Our congratulations to the US, whose ongoing efforts to induce labor were a resounding success last month: its economy welcomed a bouncing 1.4 million jobs into the world (tweet this).
What does this mean?
The US jobs market kept its eye on the prize in August, with even more businesses bringing back even more laid-off workers. That brings the overall unemployment rate – which fell by a higher-than-expected 2 percentage points – down to 8.4%, lower than the peak rate of the recession that followed the 2008 financial crisis.

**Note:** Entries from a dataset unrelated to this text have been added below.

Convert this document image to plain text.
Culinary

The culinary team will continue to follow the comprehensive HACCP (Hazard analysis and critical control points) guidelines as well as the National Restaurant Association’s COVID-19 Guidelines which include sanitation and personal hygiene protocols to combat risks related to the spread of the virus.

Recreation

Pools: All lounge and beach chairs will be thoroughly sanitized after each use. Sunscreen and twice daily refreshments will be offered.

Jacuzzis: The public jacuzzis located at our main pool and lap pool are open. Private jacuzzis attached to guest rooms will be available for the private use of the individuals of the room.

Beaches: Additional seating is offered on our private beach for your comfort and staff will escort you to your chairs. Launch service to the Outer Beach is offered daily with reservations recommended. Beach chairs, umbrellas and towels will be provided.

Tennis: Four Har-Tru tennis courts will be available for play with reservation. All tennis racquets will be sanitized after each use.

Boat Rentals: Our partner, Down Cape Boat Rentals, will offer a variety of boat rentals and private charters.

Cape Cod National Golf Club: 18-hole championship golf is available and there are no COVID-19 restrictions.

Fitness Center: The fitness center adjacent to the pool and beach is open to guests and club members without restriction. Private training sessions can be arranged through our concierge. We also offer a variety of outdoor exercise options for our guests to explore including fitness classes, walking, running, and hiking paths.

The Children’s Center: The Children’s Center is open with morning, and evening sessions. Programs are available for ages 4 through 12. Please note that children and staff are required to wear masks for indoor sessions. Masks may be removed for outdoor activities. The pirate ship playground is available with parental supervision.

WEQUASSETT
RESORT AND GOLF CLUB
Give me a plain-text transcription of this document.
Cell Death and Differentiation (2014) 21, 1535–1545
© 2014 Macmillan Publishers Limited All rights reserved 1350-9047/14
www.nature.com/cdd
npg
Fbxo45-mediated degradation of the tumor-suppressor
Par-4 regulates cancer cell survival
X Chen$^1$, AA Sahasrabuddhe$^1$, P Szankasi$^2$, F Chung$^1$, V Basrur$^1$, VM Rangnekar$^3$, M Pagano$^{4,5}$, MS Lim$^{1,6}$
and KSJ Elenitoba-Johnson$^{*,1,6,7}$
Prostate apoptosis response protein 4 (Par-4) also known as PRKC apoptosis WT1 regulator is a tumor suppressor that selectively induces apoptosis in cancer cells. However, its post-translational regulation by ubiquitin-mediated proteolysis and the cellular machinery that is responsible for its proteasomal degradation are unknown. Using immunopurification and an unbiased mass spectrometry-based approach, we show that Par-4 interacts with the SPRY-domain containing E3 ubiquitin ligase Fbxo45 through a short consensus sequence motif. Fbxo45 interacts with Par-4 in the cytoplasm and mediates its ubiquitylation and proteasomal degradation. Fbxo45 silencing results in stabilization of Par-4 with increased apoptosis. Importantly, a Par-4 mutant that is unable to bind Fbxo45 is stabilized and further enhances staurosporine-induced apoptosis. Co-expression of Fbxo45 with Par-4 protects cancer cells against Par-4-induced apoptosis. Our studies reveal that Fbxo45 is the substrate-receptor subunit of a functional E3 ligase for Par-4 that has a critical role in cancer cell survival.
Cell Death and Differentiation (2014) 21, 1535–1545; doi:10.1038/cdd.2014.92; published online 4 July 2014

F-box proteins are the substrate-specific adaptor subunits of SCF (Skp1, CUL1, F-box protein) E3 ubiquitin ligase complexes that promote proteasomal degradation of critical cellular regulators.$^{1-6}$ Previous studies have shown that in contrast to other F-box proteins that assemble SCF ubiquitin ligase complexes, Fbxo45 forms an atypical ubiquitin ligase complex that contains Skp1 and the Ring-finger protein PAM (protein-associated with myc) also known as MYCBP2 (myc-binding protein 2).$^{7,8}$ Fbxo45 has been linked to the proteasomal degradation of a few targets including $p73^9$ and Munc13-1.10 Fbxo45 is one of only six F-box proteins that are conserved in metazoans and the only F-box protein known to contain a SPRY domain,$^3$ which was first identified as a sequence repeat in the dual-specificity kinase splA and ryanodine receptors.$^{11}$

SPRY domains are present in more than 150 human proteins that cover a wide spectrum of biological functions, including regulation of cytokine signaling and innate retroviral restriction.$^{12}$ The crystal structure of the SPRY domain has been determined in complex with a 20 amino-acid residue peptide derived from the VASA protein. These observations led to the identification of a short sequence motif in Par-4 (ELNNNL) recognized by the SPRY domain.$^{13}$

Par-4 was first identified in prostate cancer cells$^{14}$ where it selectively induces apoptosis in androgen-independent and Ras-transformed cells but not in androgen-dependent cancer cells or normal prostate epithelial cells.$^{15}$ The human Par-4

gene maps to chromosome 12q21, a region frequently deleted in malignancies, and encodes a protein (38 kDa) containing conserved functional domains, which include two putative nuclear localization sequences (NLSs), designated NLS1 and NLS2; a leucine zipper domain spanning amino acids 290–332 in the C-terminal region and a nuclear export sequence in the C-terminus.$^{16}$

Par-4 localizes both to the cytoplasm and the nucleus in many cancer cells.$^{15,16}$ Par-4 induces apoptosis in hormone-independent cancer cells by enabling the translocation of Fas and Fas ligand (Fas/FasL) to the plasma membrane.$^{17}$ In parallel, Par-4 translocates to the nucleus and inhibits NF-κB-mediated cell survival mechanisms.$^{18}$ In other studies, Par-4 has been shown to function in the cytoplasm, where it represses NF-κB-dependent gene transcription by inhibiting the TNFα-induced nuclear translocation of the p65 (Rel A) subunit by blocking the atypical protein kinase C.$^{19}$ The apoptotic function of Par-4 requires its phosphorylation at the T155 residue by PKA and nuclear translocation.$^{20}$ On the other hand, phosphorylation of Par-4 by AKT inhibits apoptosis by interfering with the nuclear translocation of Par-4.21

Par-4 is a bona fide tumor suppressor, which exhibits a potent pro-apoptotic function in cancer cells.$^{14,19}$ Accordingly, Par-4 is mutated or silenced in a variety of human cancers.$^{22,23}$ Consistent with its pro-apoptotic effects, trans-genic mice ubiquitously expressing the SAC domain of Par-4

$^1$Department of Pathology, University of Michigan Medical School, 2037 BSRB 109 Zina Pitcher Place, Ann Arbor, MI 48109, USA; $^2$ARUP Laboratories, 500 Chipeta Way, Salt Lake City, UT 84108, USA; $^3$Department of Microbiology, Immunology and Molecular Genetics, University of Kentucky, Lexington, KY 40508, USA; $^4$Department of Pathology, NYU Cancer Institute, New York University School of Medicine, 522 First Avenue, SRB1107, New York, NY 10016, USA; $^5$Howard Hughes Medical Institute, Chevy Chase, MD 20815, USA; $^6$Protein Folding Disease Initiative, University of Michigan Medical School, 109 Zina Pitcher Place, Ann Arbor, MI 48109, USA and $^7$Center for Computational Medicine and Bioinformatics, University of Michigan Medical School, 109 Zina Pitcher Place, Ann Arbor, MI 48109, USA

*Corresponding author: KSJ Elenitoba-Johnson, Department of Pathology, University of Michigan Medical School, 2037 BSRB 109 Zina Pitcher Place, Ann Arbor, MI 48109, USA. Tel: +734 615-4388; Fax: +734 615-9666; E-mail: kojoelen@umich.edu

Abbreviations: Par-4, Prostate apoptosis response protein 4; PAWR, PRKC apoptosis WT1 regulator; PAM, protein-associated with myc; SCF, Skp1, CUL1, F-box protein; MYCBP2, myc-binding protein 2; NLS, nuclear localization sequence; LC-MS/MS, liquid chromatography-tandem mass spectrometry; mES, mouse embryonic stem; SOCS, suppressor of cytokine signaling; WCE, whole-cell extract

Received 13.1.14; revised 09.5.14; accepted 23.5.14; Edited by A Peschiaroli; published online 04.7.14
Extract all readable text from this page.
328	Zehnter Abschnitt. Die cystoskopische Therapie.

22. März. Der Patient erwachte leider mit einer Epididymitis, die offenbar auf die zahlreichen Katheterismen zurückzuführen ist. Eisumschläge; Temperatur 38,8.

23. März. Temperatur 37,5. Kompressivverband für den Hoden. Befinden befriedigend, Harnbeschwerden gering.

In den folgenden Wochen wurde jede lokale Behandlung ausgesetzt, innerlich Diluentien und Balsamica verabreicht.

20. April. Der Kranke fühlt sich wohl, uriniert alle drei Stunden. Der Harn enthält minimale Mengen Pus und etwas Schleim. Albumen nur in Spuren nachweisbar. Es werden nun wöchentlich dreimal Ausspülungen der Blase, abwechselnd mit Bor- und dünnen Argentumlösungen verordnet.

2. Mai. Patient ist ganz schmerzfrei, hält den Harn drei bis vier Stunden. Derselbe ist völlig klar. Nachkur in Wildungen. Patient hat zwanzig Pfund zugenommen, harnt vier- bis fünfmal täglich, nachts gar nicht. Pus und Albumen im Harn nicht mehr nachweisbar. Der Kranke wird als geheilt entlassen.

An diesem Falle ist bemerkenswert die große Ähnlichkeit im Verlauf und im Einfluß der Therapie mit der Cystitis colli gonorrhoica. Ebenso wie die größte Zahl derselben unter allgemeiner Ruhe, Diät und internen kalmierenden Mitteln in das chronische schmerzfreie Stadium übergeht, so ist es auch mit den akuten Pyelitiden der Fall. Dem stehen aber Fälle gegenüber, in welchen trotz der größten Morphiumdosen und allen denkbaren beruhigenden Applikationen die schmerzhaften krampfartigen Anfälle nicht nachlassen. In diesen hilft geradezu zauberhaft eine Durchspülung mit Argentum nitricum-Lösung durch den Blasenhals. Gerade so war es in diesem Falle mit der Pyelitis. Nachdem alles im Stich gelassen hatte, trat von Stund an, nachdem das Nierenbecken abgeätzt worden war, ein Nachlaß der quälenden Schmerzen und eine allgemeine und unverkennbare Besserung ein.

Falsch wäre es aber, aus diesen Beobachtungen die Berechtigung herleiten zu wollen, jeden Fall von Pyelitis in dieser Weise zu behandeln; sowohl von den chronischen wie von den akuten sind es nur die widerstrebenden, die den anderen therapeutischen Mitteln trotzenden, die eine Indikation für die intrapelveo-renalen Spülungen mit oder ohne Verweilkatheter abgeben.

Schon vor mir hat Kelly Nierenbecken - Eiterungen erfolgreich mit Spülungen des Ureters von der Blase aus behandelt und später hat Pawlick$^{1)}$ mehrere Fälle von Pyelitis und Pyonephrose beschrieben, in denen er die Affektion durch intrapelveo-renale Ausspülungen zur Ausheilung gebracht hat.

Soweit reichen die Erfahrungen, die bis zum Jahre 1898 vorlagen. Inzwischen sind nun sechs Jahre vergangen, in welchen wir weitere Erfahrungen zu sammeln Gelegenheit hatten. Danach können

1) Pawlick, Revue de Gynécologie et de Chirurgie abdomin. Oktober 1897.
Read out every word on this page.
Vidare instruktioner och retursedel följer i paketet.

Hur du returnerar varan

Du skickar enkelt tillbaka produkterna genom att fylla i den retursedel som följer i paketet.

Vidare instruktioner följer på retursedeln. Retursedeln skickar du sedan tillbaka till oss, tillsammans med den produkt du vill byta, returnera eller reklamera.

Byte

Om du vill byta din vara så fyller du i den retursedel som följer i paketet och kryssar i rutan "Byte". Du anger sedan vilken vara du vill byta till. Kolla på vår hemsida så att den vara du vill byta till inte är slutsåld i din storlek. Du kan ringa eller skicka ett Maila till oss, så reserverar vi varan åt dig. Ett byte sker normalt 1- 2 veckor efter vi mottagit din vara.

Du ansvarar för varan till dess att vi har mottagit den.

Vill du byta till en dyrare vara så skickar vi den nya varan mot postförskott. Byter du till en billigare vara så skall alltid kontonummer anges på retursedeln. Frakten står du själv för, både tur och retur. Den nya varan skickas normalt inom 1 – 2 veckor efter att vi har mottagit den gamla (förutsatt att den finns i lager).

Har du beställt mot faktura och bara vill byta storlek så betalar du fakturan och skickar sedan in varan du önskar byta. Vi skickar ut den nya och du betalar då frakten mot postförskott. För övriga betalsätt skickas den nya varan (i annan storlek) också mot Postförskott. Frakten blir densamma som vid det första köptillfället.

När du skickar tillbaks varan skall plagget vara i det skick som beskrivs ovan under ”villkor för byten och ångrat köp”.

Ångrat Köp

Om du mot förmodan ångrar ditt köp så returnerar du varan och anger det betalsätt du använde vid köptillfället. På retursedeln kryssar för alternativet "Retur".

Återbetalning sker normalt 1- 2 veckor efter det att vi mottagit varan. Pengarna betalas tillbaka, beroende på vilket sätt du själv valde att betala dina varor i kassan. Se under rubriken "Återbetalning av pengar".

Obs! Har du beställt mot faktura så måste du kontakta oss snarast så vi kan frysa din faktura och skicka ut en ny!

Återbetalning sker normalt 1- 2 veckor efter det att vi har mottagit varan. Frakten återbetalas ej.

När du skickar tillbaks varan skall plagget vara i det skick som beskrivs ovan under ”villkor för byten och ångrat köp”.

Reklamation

But the US still has a lot of work to do: there are 11 million more unemployed Americans now than there were before the coronavirus outbreak. And with a whole host of major companies like American Airlines, United Airlines, and Bed Bath & Beyond recently announcing big job cuts, it might be a while before things go back to the way they used to be.
Why should I care?
The bigger picture: “We don’t negotiate with economists.”
The US economy as a whole might be recovering from pandemic-induced shutdowns, but its treasury secretary reckons certain parts of it – like the services and travel industries, along with small businesses – urgently need a boost in the form of Congress-approved stimulus measures. Don’t hold your breath, Mr. Secretary: negotiations haven’t moved an inch since the last round broke up in deadlock almost a month ago.
For markets: Tech, tech, tech… kaboom?
A healthy labor market is one thing, but the health of the US stock market is a different story entirely. Tech stocks – which have powered the US stock market to record highs recently – suffered a nasty setback last week, and the tech-dominated Nasdaq 100 index fell 5% on Thursday. Fortunately, some analysts actually think that’s a good thing for the overall market: tech stocks’ valuations were starting to look pretty lofty and arguably overdue for a pullback.